Tra le sue collaborazioni professionali c'è quella con Piero Angela per Quark. Le piace la divulgazione scientifica?
Moltissimo, anche perché provo interesse per la scienza in generale e per i libri di divulgazione: ho scoperto Piero Angela attraverso i suoi volumi. Ora sto leggendo 'Breve storia di (quasi) tutto' di Bill Bryson. Ritengo che la divulgazione scientifica sia una delle attività più importanti: il mondo va avanti grazie alle scoperte e alle conquiste tecnologiche. È importante farle conoscere al pubblico. E l'animazione può aiutare, avvicinando alla scienza i più giovani, che una volta interessati possono magari scegliere un percorso di studi scientifico.
Quali sono i temi che la incuriosiscono di più?
Un po' tutto, ma soprattutto i due opposti: l'infinitamente grande e l'infinitamente piccolo. Lo spazio e le nanoteconologie, due mondi misteriosi da esplorare.
Se dovesse dedicare un film d'animazione a uno scienziato chi sceglierebbe?
Il primo nome che mi viene in mente è Albert Einstein. Ma sono tanti gli scienziati interessanti, ad esempio quelli che compiono scoperte importanti che però non vengono immediatamente riconosciute. Mi attrae la passione che mettono nel lavoro: a volte dedicano tutta la vita a dimostrare una teoria.
Quali sono i suoi progetti per il futuro?

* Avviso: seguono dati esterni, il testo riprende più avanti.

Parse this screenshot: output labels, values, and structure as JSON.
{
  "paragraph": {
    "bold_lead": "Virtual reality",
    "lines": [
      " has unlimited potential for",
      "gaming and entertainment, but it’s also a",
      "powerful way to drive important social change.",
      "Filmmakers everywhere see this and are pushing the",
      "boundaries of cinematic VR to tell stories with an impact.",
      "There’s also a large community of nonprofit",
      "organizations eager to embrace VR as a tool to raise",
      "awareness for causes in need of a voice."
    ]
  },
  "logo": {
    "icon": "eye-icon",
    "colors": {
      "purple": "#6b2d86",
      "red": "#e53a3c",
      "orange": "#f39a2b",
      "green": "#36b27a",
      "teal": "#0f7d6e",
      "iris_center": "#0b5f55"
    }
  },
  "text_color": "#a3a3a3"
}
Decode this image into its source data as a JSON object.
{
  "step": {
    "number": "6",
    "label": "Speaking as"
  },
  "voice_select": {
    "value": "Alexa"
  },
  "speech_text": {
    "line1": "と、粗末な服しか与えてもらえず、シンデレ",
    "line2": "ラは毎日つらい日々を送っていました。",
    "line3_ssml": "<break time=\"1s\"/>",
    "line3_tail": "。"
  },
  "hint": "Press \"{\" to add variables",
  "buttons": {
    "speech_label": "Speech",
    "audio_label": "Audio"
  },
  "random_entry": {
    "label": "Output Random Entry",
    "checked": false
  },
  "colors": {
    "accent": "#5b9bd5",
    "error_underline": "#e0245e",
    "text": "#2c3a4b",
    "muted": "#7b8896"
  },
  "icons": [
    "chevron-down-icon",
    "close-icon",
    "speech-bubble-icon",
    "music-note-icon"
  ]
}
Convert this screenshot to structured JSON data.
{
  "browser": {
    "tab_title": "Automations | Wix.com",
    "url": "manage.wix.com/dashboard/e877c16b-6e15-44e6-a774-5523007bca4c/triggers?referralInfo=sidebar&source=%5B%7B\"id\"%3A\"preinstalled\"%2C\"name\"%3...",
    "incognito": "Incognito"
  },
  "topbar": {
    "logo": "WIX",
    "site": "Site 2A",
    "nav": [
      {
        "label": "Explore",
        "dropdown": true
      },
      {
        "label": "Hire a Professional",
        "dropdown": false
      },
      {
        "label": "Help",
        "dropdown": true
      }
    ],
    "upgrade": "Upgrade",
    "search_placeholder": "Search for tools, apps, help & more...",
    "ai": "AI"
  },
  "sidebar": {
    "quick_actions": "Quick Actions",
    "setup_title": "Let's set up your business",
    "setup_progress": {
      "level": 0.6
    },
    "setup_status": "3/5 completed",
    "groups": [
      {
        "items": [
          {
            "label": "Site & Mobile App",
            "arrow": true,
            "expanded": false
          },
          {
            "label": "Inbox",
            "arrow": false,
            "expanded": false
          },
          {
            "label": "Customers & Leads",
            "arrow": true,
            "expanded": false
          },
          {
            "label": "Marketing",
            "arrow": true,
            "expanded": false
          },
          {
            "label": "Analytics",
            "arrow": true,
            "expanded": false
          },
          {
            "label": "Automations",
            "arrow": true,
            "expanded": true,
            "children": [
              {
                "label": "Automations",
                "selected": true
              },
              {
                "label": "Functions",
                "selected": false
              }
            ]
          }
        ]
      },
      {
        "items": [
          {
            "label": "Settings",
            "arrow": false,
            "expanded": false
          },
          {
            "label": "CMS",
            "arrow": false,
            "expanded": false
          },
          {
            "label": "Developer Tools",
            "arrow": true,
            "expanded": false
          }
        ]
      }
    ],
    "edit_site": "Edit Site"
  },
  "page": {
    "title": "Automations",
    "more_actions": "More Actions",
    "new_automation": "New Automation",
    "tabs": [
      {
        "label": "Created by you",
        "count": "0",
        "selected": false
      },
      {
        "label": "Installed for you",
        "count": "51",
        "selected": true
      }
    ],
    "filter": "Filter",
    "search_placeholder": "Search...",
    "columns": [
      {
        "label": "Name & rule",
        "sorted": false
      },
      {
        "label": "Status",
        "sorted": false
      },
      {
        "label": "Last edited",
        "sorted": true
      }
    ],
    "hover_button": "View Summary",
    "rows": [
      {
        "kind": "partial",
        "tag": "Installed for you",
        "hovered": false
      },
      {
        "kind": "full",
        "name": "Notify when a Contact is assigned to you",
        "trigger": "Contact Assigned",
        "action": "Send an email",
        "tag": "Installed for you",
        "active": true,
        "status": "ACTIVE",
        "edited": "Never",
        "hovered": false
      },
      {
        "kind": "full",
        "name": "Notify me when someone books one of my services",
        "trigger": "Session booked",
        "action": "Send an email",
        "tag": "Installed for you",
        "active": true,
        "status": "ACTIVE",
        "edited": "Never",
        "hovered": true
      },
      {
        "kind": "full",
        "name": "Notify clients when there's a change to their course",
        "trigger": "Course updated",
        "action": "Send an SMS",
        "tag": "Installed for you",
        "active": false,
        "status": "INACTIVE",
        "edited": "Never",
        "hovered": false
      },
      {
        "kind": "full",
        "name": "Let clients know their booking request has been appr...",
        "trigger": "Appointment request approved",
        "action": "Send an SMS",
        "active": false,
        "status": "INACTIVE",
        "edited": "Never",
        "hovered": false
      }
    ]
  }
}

Continuo ad andare ogni giorno nello studio che ho con mio figlio e un socio, ma lascio che siano soprattutto loro a occuparsi dei progetti più impegnativi. Continuo anche a disegnare vignette e a realizzare brevi film, ma per gioco, senza impegno. Da poco poi ho iniziato una graphic novel insieme a un disegnatore che stimo molto, Gregory Panaccione: una storia ispirata a un lungometraggio di fantascienza che ho scritto con Nicola Ioppolo ma che non siamo riusciti a realizzare per i costi troppo elevati. È un progetto che mi entusiasma, perché per me è una novità, un genere che finora non ho praticato.